The Campus as a Living Lab initiative, launched in late 2022, pairs UBCO researchers with campus operations staff to help design and implement innovative solutions to challenges on campus. Projects are meant to have immediate impact on campus but also be applicable to societal challenges in the Okanagan region and beyond.
This inaugural year saw two projects selected:
A joint effort by Dr. Lesley Lutes, Department of Psychology professor, and Dale Mullings, Associate Vice-President, Students, is aiming to improve mental health care for students via a new partnership between the Student Health Clinic and the UBCO Clinical Psychology Program. Students who visit the on-site Health Clinic will now be referred to the Psychology Clinic, where supervised student clinicians provide clinical psychology services.
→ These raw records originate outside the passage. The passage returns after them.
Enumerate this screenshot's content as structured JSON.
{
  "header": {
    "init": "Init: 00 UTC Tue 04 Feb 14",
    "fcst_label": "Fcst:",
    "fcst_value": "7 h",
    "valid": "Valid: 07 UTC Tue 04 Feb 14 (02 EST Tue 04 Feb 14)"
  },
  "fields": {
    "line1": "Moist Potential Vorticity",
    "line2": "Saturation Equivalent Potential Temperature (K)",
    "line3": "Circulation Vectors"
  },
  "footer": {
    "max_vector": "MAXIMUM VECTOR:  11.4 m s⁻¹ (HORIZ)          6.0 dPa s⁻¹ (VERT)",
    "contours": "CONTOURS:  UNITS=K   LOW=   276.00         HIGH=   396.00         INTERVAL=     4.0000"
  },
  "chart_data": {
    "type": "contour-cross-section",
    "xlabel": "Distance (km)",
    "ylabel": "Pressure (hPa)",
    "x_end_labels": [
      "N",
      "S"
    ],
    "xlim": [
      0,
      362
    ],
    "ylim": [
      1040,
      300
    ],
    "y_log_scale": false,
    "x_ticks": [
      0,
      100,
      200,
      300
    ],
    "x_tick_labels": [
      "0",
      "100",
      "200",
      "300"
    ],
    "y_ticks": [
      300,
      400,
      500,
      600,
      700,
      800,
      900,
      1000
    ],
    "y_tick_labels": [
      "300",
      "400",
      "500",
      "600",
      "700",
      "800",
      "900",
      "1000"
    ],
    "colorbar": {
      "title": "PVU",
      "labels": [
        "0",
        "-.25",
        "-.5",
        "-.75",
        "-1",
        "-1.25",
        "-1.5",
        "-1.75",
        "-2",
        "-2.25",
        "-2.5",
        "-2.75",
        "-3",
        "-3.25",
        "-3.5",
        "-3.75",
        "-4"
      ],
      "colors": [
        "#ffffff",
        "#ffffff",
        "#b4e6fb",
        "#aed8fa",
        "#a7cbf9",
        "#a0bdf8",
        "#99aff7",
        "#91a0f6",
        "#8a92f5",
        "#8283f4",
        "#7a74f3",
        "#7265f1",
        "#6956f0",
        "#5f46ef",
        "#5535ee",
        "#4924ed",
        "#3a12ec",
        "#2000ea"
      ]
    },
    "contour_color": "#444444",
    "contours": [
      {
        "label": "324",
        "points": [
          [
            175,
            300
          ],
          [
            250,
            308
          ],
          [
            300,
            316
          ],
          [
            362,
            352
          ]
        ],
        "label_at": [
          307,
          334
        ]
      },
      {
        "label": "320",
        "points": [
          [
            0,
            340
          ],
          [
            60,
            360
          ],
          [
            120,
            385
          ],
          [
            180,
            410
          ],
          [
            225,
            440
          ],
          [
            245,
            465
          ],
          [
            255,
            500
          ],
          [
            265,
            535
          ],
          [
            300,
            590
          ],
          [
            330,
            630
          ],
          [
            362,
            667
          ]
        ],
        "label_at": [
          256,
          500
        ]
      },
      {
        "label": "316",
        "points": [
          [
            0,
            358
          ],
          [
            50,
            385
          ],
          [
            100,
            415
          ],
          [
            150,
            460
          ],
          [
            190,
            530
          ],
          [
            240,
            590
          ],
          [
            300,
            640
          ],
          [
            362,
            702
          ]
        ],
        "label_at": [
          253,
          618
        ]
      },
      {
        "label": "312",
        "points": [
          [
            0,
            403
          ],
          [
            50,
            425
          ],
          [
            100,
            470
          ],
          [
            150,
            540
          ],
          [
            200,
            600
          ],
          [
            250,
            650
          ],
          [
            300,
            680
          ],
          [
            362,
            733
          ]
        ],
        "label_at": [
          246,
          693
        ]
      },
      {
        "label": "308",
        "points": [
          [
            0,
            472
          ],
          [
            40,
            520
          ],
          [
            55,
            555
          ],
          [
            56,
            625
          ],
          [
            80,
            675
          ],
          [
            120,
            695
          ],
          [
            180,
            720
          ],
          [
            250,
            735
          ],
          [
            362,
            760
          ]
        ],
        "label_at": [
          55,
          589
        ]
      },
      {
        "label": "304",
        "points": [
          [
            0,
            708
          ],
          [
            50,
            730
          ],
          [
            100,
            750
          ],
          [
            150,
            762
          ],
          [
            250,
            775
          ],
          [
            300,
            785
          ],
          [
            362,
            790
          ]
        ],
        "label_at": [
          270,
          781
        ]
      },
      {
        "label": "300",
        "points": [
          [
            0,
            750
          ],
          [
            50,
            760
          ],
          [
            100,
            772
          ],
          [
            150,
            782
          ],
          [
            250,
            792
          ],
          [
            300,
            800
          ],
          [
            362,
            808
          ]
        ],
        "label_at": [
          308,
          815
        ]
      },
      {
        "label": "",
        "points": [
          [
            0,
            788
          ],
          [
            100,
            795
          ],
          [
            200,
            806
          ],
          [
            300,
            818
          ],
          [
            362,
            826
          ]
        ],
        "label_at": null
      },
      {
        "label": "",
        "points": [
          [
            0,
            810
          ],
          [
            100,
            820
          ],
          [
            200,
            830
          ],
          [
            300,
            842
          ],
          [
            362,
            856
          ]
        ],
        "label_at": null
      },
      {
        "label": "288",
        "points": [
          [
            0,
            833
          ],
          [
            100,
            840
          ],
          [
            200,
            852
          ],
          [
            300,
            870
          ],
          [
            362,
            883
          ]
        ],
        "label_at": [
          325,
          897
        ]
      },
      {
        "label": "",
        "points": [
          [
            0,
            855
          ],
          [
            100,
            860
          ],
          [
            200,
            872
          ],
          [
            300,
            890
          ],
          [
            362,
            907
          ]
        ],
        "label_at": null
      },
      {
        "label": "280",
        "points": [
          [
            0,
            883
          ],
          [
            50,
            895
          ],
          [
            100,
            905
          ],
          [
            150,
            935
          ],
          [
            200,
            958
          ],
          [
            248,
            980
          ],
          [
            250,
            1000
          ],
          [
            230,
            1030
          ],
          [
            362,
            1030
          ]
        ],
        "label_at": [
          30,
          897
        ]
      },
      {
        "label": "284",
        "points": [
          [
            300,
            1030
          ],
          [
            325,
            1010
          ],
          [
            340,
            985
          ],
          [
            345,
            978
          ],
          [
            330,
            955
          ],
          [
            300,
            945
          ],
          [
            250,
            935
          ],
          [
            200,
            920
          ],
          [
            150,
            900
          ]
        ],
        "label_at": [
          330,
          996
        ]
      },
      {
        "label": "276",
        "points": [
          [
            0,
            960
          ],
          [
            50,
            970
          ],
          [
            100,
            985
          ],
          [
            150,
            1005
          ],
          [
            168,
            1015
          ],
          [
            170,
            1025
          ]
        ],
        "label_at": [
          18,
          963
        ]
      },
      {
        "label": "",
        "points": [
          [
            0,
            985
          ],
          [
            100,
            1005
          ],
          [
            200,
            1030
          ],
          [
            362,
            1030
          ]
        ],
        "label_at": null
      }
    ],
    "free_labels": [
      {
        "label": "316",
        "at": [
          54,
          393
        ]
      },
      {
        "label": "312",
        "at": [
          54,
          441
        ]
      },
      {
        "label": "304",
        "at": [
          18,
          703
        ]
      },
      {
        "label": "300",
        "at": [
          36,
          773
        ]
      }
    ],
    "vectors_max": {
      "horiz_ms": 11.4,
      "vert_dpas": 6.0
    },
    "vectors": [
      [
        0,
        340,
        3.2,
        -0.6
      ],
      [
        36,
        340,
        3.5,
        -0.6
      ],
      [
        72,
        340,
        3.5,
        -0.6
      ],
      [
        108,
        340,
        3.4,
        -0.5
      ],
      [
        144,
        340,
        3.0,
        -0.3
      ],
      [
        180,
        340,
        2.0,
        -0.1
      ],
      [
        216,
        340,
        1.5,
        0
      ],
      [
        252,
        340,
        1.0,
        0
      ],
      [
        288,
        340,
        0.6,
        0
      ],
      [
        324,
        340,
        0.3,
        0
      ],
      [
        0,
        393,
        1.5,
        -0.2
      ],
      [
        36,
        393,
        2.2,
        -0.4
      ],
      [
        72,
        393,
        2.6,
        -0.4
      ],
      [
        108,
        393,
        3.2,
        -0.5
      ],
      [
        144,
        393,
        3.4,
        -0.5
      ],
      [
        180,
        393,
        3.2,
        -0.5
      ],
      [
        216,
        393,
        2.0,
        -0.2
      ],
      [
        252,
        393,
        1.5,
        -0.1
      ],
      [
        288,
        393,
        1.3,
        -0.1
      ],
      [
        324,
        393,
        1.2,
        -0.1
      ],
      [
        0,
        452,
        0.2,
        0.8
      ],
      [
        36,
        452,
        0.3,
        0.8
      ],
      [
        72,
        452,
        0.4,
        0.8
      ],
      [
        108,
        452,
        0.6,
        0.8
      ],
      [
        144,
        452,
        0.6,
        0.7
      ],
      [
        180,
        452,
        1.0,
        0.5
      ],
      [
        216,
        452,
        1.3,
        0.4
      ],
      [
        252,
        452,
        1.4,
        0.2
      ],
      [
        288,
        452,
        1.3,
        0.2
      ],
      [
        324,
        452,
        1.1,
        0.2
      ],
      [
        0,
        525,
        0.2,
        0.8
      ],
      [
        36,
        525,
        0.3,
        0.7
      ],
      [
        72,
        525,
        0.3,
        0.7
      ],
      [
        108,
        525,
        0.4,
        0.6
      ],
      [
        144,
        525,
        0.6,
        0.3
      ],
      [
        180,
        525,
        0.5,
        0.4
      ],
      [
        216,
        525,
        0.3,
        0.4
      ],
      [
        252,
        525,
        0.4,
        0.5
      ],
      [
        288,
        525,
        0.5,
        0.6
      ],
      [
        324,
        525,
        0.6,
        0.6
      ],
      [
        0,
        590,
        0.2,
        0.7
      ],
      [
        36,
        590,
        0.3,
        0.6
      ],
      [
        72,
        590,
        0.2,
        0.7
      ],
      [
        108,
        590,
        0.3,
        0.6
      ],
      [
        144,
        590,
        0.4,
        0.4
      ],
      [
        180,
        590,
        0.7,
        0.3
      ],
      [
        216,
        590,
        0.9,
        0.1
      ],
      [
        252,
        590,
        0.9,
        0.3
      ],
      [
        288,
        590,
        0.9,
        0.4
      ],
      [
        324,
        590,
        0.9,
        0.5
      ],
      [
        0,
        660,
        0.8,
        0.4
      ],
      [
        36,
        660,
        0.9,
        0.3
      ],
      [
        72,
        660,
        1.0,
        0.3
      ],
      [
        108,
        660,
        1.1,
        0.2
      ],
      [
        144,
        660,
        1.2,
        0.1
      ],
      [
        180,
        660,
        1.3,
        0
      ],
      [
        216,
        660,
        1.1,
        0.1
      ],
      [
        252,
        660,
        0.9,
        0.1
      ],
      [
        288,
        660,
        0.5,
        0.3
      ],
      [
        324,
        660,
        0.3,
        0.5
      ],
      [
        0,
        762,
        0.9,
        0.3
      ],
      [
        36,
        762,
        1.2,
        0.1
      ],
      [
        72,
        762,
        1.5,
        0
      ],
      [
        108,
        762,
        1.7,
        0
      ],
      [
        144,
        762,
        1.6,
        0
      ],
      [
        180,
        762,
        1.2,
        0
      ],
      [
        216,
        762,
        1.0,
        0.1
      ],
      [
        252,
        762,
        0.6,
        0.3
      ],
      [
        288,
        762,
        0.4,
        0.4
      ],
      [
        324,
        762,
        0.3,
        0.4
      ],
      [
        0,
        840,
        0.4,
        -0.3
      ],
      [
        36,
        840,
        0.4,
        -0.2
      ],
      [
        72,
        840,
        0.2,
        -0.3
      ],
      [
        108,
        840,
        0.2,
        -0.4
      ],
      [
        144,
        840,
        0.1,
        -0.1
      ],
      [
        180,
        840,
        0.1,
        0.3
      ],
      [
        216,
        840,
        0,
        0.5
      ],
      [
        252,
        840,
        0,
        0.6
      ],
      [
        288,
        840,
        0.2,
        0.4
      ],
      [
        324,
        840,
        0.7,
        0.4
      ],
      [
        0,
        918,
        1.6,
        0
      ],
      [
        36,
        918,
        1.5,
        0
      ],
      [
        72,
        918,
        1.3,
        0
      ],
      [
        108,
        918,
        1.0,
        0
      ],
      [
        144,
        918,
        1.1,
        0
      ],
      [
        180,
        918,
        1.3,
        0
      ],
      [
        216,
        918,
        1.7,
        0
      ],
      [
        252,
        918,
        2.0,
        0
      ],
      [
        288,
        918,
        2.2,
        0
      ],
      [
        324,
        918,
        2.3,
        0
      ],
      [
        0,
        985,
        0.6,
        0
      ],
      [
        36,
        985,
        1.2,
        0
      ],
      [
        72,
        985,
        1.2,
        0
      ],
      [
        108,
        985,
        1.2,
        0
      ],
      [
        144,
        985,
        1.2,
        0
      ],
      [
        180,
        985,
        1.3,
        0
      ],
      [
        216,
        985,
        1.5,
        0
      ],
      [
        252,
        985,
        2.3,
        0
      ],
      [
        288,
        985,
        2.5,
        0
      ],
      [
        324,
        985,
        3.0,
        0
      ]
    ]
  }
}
Eventually, the project hopes to fully integrate psychologists on-site within the services offered by Student Health Clinic and act as a model in BC for integrating mental health services into primary health care.
“Research and practice from around the world show the importance of caring for the whole person. Integrating mental and behavioral health within primary care improves patient outcomes while also supporting our primary care medical teams,” says Dr. Lutes. “Thanks to the Campus as a Living Lab initiative, UBCO will be a leader in showing what psychologists integrated in a primary care network could look like in BC, starting right in our own backyard.”
The second project, led by Dr. Shahria Alam, Dr. Lisa Tobber and Dr. Andi Zahedi from the School of Engineering in collaboration with Andrew Lawson, Manager for the Construction Management Office, will aim to make the concrete structures on campus more sustainable and durable.
To assess current concrete conditions on campus, the team will extract cores from aging structures for analysis and develop rehabilitation techniques to extend the concrete’s life. The aim of the project is to develop an innovative, durable and sustainable concrete mix for repairs and new structures. This mix could reduce UBCO’s carbon footprint by using low-carbon materials and by making the concrete structures last longer, reducing emissions from repairs and new construction.
“Using the UBC Okanagan campus as our lab will allow this project to study real-world effects on concrete structures in the region and share those findings with local companies,” says Dr. Tobber. “Not only will UBCO benefit from sustainable concrete mixes in future construction, but we also hope this research will advance Canada’s plan to reach net-zero emissions by 2050.”
The project hopes these concrete mixes could extend the service life of current structures by 20 years and see newly built structures last more than 50 years.
“Here at UBC Okanagan, partnerships solve problems,” says Dr. Philip Barker, Vice-Principal and Associate Vice-President, Research and Innovation. “The Campus as a Living Lab initiative allows us to support activities that will use the campus as a test bed to try new approaches to benefit our University.”
Campus as a Living Lab project lead Dr. Miranda Hart was delighted to see the potential for real-world impact in both projects.
“Mental health and climate change are complex problems facing our society that have direct impacts on this campus,” says Dr. Hart. “We look forward to seeing how these unique partnerships between faculty and campus operations staff can create change not only for UBC Okanagan, but for our wider community.”